Several European states and European companies seem to be planning a host of measures to curb the business of Google. The excuse is that Google makes too much money. Not a bad excuse, as lame excuses go.
Governments and companies around Europe are “unhappy” that Google is here to compete. Publishers in Germany complain that they only earn €100m per year in advertisement, while Google earns €1.2bn (in Germany). In Spain, the main telecom operator is considering charging Google for the use of its network. In Italy, privacy protection advocates are calling for making Google liable for the content of its Youtube service (despite it all being provided by Youtube users, not Youtube itself). In the U.S. Google has faced opposition to the new business models it has pioneered, specially from the publishing industry.
All in all, Google is under attack, simply because it is big and successful. We’ve seen this over and over throughout history: Accepting change is not easy, and there are people who feel threatened by the changes brought on by the Internet (and Google). These people resort, like many humans have done in the past, to attacking the new big guy, rather than accepting that things have changed.
Some of Google’s services have introduced new ways of conducting old business. Some of these have been more successful than others, and it is the very successful ones that come under fire from the competition and from regulatory bodies. But that’s no surprise: None of the criticism that Google suffers is founded; it is only meant to protect someone else’s business, while there is no real claim behind the accusations.

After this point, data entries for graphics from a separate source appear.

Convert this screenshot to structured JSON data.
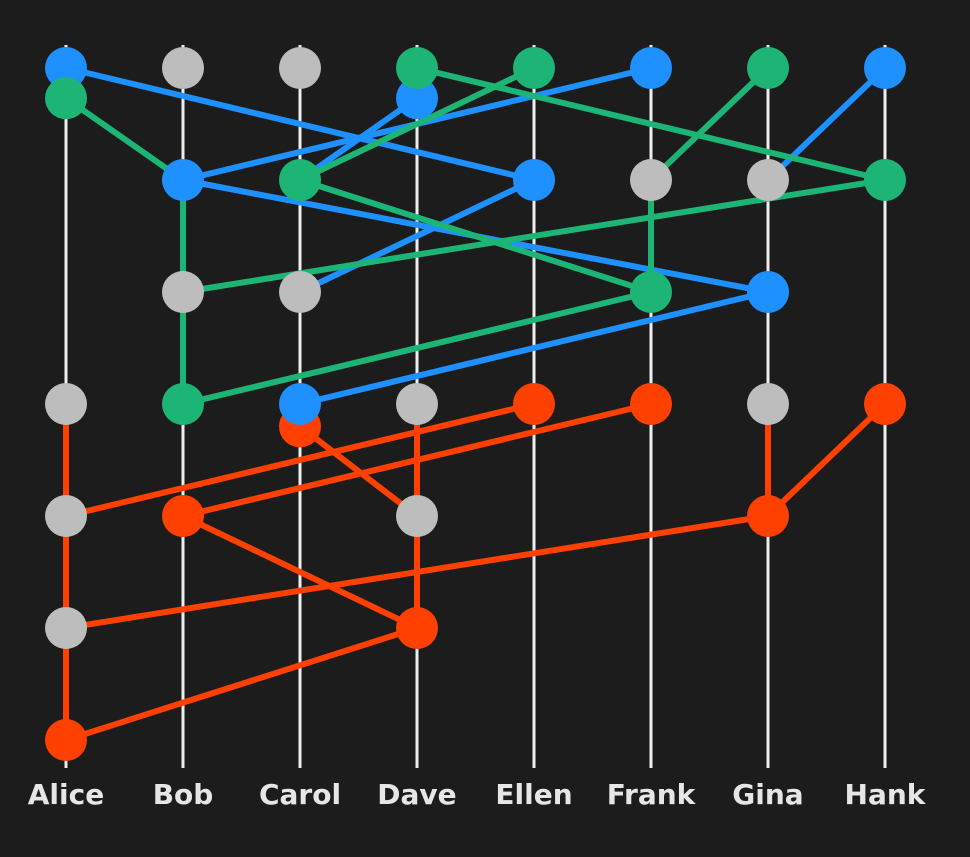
{
  "participants": [
    "Alice",
    "Bob",
    "Carol",
    "Dave",
    "Ellen",
    "Frank",
    "Gina",
    "Hank"
  ],
  "colors": {
    "background": "#1c1c1c",
    "lane": "#eeeeee",
    "idle": "#bdbdbd",
    "blue": "#1e90ff",
    "green": "#1db575",
    "red": "#ff4000"
  },
  "nodes": [
    {
      "id": "a1",
      "p": 0,
      "step": 0.0,
      "c": "blue"
    },
    {
      "id": "a2",
      "p": 0,
      "step": 0.27,
      "c": "green"
    },
    {
      "id": "b1",
      "p": 1,
      "step": 0.0,
      "c": "idle"
    },
    {
      "id": "c1",
      "p": 2,
      "step": 0.0,
      "c": "idle"
    },
    {
      "id": "d1",
      "p": 3,
      "step": 0.27,
      "c": "blue"
    },
    {
      "id": "d2",
      "p": 3,
      "step": 0.0,
      "c": "green"
    },
    {
      "id": "e1",
      "p": 4,
      "step": 0.0,
      "c": "green"
    },
    {
      "id": "f1",
      "p": 5,
      "step": 0.0,
      "c": "blue"
    },
    {
      "id": "g1",
      "p": 6,
      "step": 0.0,
      "c": "green"
    },
    {
      "id": "h1",
      "p": 7,
      "step": 0.0,
      "c": "blue"
    },
    {
      "id": "b2",
      "p": 1,
      "step": 1.0,
      "c": "blue"
    },
    {
      "id": "c2",
      "p": 2,
      "step": 1.0,
      "c": "green"
    },
    {
      "id": "e2",
      "p": 4,
      "step": 1.0,
      "c": "blue"
    },
    {
      "id": "f2",
      "p": 5,
      "step": 1.0,
      "c": "idle"
    },
    {
      "id": "g2",
      "p": 6,
      "step": 1.0,
      "c": "idle"
    },
    {
      "id": "h2",
      "p": 7,
      "step": 1.0,
      "c": "green"
    },
    {
      "id": "b3",
      "p": 1,
      "step": 2.0,
      "c": "idle"
    },
    {
      "id": "c3",
      "p": 2,
      "step": 2.0,
      "c": "idle"
    },
    {
      "id": "f3",
      "p": 5,
      "step": 2.0,
      "c": "green"
    },
    {
      "id": "g3",
      "p": 6,
      "step": 2.0,
      "c": "blue"
    },
    {
      "id": "a4",
      "p": 0,
      "step": 3.0,
      "c": "idle"
    },
    {
      "id": "b4",
      "p": 1,
      "step": 3.0,
      "c": "green"
    },
    {
      "id": "c5",
      "p": 2,
      "step": 3.2,
      "c": "red"
    },
    {
      "id": "c4",
      "p": 2,
      "step": 3.0,
      "c": "blue"
    },
    {
      "id": "d4",
      "p": 3,
      "step": 3.0,
      "c": "idle"
    },
    {
      "id": "e4",
      "p": 4,
      "step": 3.0,
      "c": "red"
    },
    {
      "id": "f4",
      "p": 5,
      "step": 3.0,
      "c": "red"
    },
    {
      "id": "g4",
      "p": 6,
      "step": 3.0,
      "c": "idle"
    },
    {
      "id": "h4",
      "p": 7,
      "step": 3.0,
      "c": "red"
    },
    {
      "id": "a5",
      "p": 0,
      "step": 4.0,
      "c": "idle"
    },
    {
      "id": "b5",
      "p": 1,
      "step": 4.0,
      "c": "red"
    },
    {
      "id": "d5",
      "p": 3,
      "step": 4.0,
      "c": "idle"
    },
    {
      "id": "g5",
      "p": 6,
      "step": 4.0,
      "c": "red"
    },
    {
      "id": "a6",
      "p": 0,
      "step": 5.0,
      "c": "idle"
    },
    {
      "id": "d6",
      "p": 3,
      "step": 5.0,
      "c": "red"
    },
    {
      "id": "a7",
      "p": 0,
      "step": 6.0,
      "c": "red"
    }
  ],
  "edges": [
    {
      "from": "a1",
      "to": "e2",
      "c": "blue"
    },
    {
      "from": "f1",
      "to": "b2",
      "c": "blue"
    },
    {
      "from": "d1",
      "to": "c2",
      "c": "blue"
    },
    {
      "from": "e2",
      "to": "c3",
      "c": "blue"
    },
    {
      "from": "b2",
      "to": "g3",
      "c": "blue"
    },
    {
      "from": "h1",
      "to": "g2",
      "c": "blue"
    },
    {
      "from": "g3",
      "to": "c4",
      "c": "blue"
    },
    {
      "from": "a2",
      "to": "b2",
      "c": "green"
    },
    {
      "from": "b2",
      "to": "b4",
      "c": "green"
    },
    {
      "from": "e1",
      "to": "c2",
      "c": "green"
    },
    {
      "from": "c2",
      "to": "f3",
      "c": "green"
    },
    {
      "from": "d2",
      "to": "h2",
      "c": "green"
    },
    {
      "from": "g1",
      "to": "f2",
      "c": "green"
    },
    {
      "from": "f2",
      "to": "f3",
      "c": "green"
    },
    {
      "from": "h2",
      "to": "b3",
      "c": "green"
    },
    {
      "from": "f3",
      "to": "b4",
      "c": "green"
    },
    {
      "from": "a4",
      "to": "a7",
      "c": "red"
    },
    {
      "from": "e4",
      "to": "a5",
      "c": "red"
    },
    {
      "from": "f4",
      "to": "b5",
      "c": "red"
    },
    {
      "from": "c5",
      "to": "d5",
      "c": "red"
    },
    {
      "from": "b5",
      "to": "d6",
      "c": "red"
    },
    {
      "from": "d4",
      "to": "d6",
      "c": "red"
    },
    {
      "from": "g4",
      "to": "g5",
      "c": "red"
    },
    {
      "from": "h4",
      "to": "g5",
      "c": "red"
    },
    {
      "from": "g5",
      "to": "a6",
      "c": "red"
    },
    {
      "from": "d6",
      "to": "a7",
      "c": "red"
    }
  ]
}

Before Google existed, there were other search engines out there: We used to use Altavista and then Yahoo (circa 1996 or 1998). Noone ever complained that Altavista’s search facility was a threat to privacy (Google’s search engine is seen by some as a means of control over people’s interests). Noone ever complained that Yahoo’s e-mail service looked at the content of private e-mails to display targeted advertisement side-by-side your e-mails (Google’s e-mail service is considered by some as an invasion of privacy, for Google’s AdWords uses your e-mail content to display targeted advertisement, analogously to what Yahoo used to do).
The difference is that today, the number of Internet users is far larger than in those old days of the Internet, and now any company with a good product (like Google) can attract lots and lots (and lots) of users, producing high revenues for that company. Along with the high revenues come the hyenas trying to scrape some of that money from Google, simply to try and cash in on Google’s success (like Telefónica in Spain), or simply because they are unwilling to accept competition (publishers in Germany).

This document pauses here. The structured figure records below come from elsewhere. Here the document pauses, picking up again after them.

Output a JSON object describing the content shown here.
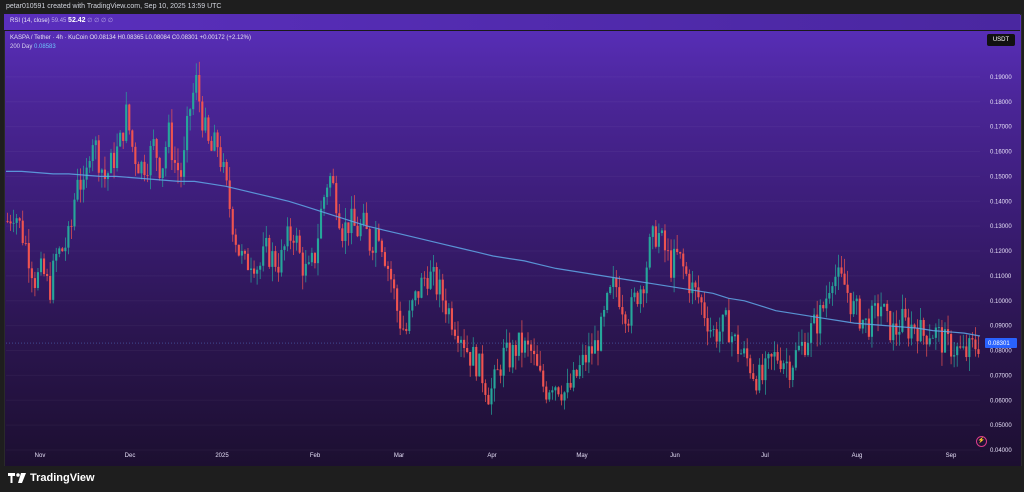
{
  "topbar": {
    "caption": "petar010591 created with TradingView.com, Sep 10, 2025 13:59 UTC"
  },
  "rsi": {
    "label": "RSI (14, close)",
    "value1": "59.45",
    "value2": "52.42",
    "icons": "∅ ∅ ∅ ∅"
  },
  "legend": {
    "symbol_line": "KASPA / Tether · 4h · KuCoin  O0.08134  H0.08365  L0.08084  C0.08301  +0.00172 (+2.12%)",
    "ma_label": "200 Day",
    "ma_value": "0.08583"
  },
  "currency_badge": "USDT",
  "branding": {
    "name": "TradingView"
  },
  "colors": {
    "up": "#26a69a",
    "down": "#ef5350",
    "ma": "#5fa8e8",
    "price_tag": "#2962ff"
  },
  "chart_data": {
    "type": "candlestick",
    "title": "KASPA / Tether · 4h · KuCoin",
    "ylim": [
      0.04,
      0.2
    ],
    "y_ticks": [
      "0.19000",
      "0.18000",
      "0.17000",
      "0.16000",
      "0.15000",
      "0.14000",
      "0.13000",
      "0.12000",
      "0.11000",
      "0.10000",
      "0.09000",
      "0.08000",
      "0.07000",
      "0.06000",
      "0.05000",
      "0.04000"
    ],
    "x_ticks": [
      "Nov",
      "Dec",
      "2025",
      "Feb",
      "Mar",
      "Apr",
      "May",
      "Jun",
      "Jul",
      "Aug",
      "Sep"
    ],
    "last_price": "0.08301",
    "ma_last": "0.08583",
    "close_path": [
      0.132,
      0.137,
      0.128,
      0.119,
      0.108,
      0.112,
      0.104,
      0.118,
      0.121,
      0.126,
      0.152,
      0.142,
      0.168,
      0.158,
      0.149,
      0.156,
      0.162,
      0.175,
      0.16,
      0.154,
      0.156,
      0.163,
      0.152,
      0.168,
      0.155,
      0.15,
      0.176,
      0.188,
      0.172,
      0.159,
      0.164,
      0.15,
      0.135,
      0.121,
      0.114,
      0.118,
      0.113,
      0.12,
      0.117,
      0.115,
      0.124,
      0.128,
      0.116,
      0.11,
      0.118,
      0.138,
      0.151,
      0.142,
      0.128,
      0.132,
      0.128,
      0.13,
      0.122,
      0.131,
      0.119,
      0.108,
      0.093,
      0.087,
      0.098,
      0.105,
      0.111,
      0.108,
      0.103,
      0.097,
      0.091,
      0.087,
      0.079,
      0.076,
      0.07,
      0.062,
      0.069,
      0.078,
      0.077,
      0.082,
      0.081,
      0.079,
      0.07,
      0.064,
      0.068,
      0.066,
      0.062,
      0.067,
      0.073,
      0.078,
      0.081,
      0.088,
      0.1,
      0.107,
      0.099,
      0.094,
      0.102,
      0.108,
      0.122,
      0.128,
      0.121,
      0.114,
      0.118,
      0.111,
      0.105,
      0.101,
      0.094,
      0.087,
      0.088,
      0.091,
      0.084,
      0.079,
      0.076,
      0.07,
      0.068,
      0.074,
      0.078,
      0.077,
      0.074,
      0.079,
      0.083,
      0.088,
      0.092,
      0.099,
      0.112,
      0.108,
      0.106,
      0.097,
      0.094,
      0.09,
      0.093,
      0.099,
      0.09,
      0.087,
      0.092,
      0.089,
      0.091,
      0.086,
      0.088,
      0.087,
      0.083,
      0.082,
      0.08,
      0.078,
      0.081,
      0.083
    ],
    "ma_path": [
      0.152,
      0.152,
      0.1515,
      0.151,
      0.151,
      0.1505,
      0.15,
      0.15,
      0.1495,
      0.149,
      0.1485,
      0.148,
      0.148,
      0.147,
      0.146,
      0.1445,
      0.143,
      0.1415,
      0.14,
      0.138,
      0.136,
      0.134,
      0.132,
      0.13,
      0.1285,
      0.127,
      0.1255,
      0.124,
      0.1225,
      0.121,
      0.1195,
      0.118,
      0.117,
      0.116,
      0.1145,
      0.113,
      0.112,
      0.111,
      0.11,
      0.109,
      0.108,
      0.107,
      0.106,
      0.105,
      0.104,
      0.103,
      0.101,
      0.1,
      0.098,
      0.096,
      0.095,
      0.094,
      0.093,
      0.092,
      0.091,
      0.0905,
      0.09,
      0.0895,
      0.089,
      0.088,
      0.0875,
      0.087,
      0.08583
    ]
  }
}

Telefónica (the main telecom operator in Spain) has proposed to charge for the use of Telefonica’s network to reach customers. As such, Google would have to pay Telefónica, because Google users reach Google services through Telefónica’s network. This is completely outrageous: A customer of Telefonica’s will sign up for Telefónica services, to be able to reach several services that exist out there in the Internet: reading newspapers, writing blogs, shopping on-line, checking e-mail, or searching for information. But now the operator sees the cash cow in Google and they try to make up a new excuse to take money from Google, just because they do have the cash. This is plain and simple highway robbery.

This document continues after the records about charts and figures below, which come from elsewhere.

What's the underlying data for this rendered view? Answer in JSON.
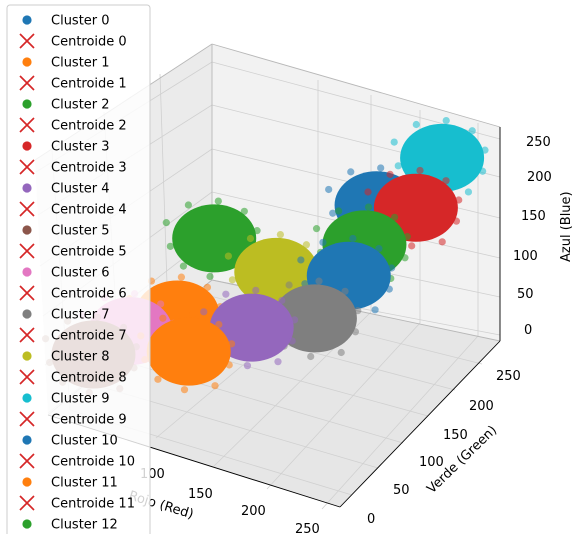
{
  "chart_data": {
    "type": "scatter",
    "projection": "3d",
    "title": "",
    "xlabel": "Rojo (Red)",
    "ylabel": "Verde (Green)",
    "zlabel": "Azul (Blue)",
    "xlim": [
      50,
      260
    ],
    "ylim": [
      0,
      260
    ],
    "zlim": [
      0,
      265
    ],
    "xticks": [
      "100",
      "150",
      "200",
      "250"
    ],
    "yticks": [
      "0",
      "50",
      "100",
      "150",
      "200",
      "250"
    ],
    "zticks": [
      "0",
      "50",
      "100",
      "150",
      "200",
      "250"
    ],
    "grid": true,
    "legend_position": "left",
    "series": [
      {
        "name": "Cluster 0",
        "kind": "points",
        "color": "#1f77b4",
        "centroid": [
          200,
          195,
          200
        ]
      },
      {
        "name": "Centroide  0",
        "kind": "centroid",
        "color": "#d62728"
      },
      {
        "name": "Cluster 1",
        "kind": "points",
        "color": "#ff7f0e",
        "centroid": [
          112,
          70,
          110
        ]
      },
      {
        "name": "Centroide  1",
        "kind": "centroid",
        "color": "#d62728"
      },
      {
        "name": "Cluster 2",
        "kind": "points",
        "color": "#2ca02c",
        "centroid": [
          178,
          225,
          110
        ]
      },
      {
        "name": "Centroide  2",
        "kind": "centroid",
        "color": "#d62728"
      },
      {
        "name": "Cluster 3",
        "kind": "points",
        "color": "#d62728",
        "centroid": [
          215,
          225,
          180
        ]
      },
      {
        "name": "Centroide  3",
        "kind": "centroid",
        "color": "#d62728"
      },
      {
        "name": "Cluster 4",
        "kind": "points",
        "color": "#9467bd",
        "centroid": [
          150,
          105,
          85
        ]
      },
      {
        "name": "Centroide  4",
        "kind": "centroid",
        "color": "#d62728"
      },
      {
        "name": "Cluster 5",
        "kind": "points",
        "color": "#8c564b",
        "centroid": [
          65,
          40,
          55
        ]
      },
      {
        "name": "Centroide  5",
        "kind": "centroid",
        "color": "#d62728"
      },
      {
        "name": "Cluster 6",
        "kind": "points",
        "color": "#e377c2",
        "centroid": [
          85,
          55,
          85
        ]
      },
      {
        "name": "Centroide  6",
        "kind": "centroid",
        "color": "#d62728"
      },
      {
        "name": "Cluster 7",
        "kind": "points",
        "color": "#7f7f7f",
        "centroid": [
          180,
          140,
          85
        ]
      },
      {
        "name": "Centroide  7",
        "kind": "centroid",
        "color": "#d62728"
      },
      {
        "name": "Cluster 8",
        "kind": "points",
        "color": "#bcbd22",
        "centroid": [
          150,
          145,
          125
        ]
      },
      {
        "name": "Centroide  8",
        "kind": "centroid",
        "color": "#d62728"
      },
      {
        "name": "Cluster 9",
        "kind": "points",
        "color": "#17becf",
        "centroid": [
          225,
          245,
          235
        ]
      },
      {
        "name": "Centroide  9",
        "kind": "centroid",
        "color": "#d62728"
      },
      {
        "name": "Cluster 10",
        "kind": "points",
        "color": "#1f77b4",
        "centroid": [
          180,
          195,
          95
        ]
      },
      {
        "name": "Centroide  10",
        "kind": "centroid",
        "color": "#d62728"
      },
      {
        "name": "Cluster 11",
        "kind": "points",
        "color": "#ff7f0e",
        "centroid": [
          118,
          75,
          60
        ]
      },
      {
        "name": "Centroide  11",
        "kind": "centroid",
        "color": "#d62728"
      },
      {
        "name": "Cluster 12",
        "kind": "points",
        "color": "#2ca02c",
        "centroid": [
          112,
          130,
          160
        ]
      }
    ]
  }
}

Likewise, German publishers complain that this new competitor (Google) has eaten some of their market share of advertisement, and they turn to the government to “help” them by stopping, curbing, or charging Google somehow.
It is outrageous to see how private companies (Telefónica and German publishers for instance) turn to governments to introduce legislation intended to benefit them, but disguised as legislation that curbs some professedly monopolistic practice of Google. It is also shameful to see public authorities (the European Commission or the Italian Government, for instance) introduce legislation to attack Google. Europe must change their ways, embrace innovation and thus embrace strong competition from the outside, if we do want Europe to survive. As a European citizen, I do not want protectionist practices like those of the E.C., Italy, Telefónica (and many others). They are the wrong way to help the European citizen or the European business.